3. Explore Picasso’s Málaga. Home to one of Spain’s most famous sons, there are many opportunities to catch glimpses into Picasso’s early life in this thriving city. You can visit the house he was born in which is now a museum, as well as spend an afternoon getting lost while trying to find the entrance to the Picasso Museum and then get lost even more trying to underrstand his great work, which (trust me) is definitely worth the wait.
4. Now if you aren’t tired of walking around some museums, you must try to squeeze in some time to visit the new Carmen Thyssen Museum in Málaga. It just opened this year, and I have completely fallen in love with it. I went there twice in a month! It is located in a beautiful, sunlit building in the city center, and it houses a lovely collection of mostly 19th century Spanish art. It is all sweeping landscapes and romantic ocean views, and so many pieces depicting traditional Andalusian life.
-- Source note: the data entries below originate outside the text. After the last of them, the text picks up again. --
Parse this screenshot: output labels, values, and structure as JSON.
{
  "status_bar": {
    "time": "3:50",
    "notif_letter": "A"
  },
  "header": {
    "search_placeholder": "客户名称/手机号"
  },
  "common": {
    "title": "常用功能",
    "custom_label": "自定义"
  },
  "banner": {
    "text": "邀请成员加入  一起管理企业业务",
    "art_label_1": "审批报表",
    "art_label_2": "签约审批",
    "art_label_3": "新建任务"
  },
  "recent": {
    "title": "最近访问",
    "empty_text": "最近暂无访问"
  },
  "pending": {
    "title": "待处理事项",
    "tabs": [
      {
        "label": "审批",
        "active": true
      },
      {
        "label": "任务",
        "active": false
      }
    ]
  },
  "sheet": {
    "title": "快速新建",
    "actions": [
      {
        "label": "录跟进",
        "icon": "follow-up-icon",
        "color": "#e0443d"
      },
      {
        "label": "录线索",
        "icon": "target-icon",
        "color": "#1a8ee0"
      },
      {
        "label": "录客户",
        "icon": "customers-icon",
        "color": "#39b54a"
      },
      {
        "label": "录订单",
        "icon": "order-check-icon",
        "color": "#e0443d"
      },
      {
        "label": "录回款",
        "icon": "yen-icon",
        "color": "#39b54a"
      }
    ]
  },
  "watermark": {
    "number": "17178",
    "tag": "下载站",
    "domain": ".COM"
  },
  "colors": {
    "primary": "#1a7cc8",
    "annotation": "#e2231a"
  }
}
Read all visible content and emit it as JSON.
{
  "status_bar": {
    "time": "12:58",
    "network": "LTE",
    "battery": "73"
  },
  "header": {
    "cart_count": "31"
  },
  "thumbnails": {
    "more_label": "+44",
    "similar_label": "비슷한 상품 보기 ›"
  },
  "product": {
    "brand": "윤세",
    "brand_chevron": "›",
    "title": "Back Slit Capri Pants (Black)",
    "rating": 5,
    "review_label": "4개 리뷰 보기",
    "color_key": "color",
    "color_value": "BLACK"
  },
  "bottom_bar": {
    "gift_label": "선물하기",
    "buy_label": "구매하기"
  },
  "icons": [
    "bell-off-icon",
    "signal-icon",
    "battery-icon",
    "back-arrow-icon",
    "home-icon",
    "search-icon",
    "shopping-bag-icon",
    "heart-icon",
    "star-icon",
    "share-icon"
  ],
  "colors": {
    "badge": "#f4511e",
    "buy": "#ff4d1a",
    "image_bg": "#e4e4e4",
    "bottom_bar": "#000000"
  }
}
It was just incredible!! Sigh.
5. Ok, now as much as I want to believe everyone goes to Málaga for it’s unique culture and wonderful art collections, I know that in fact people just want the beach, which Málaga has a lot of. Public beaches stretch far to the east and west of the port, so you definitely have your pick. La Malagueta is definitely the best (safest) choice. Once the summer hits, the beaches get super crowded, especially on the weekends. When school ends in June, it looks like a beach of umbrellas. The water changes every day. Sometimes it’s calm and clear. Other days it’s really rough and dark blue. Generally, it’s pretty dirty-it’s right next to the port, what do you expect. In fact when I was there the water was closed off for a week because of high levels of bacteria. Lovely. However, I did not let that interfere with me going to the beach and swimming almost every day for a month. As much as I am a cathedral girl, I am equally an ocean girl. I can’t stay away from the water. And in general, it was fine. But let’s face it, don’t come to Málaga for just the beach. You can travel less than an hour away from it and find some of the loveliest, cleanest beaches. Instead come to Málaga for a combination of everything, because it has it all!!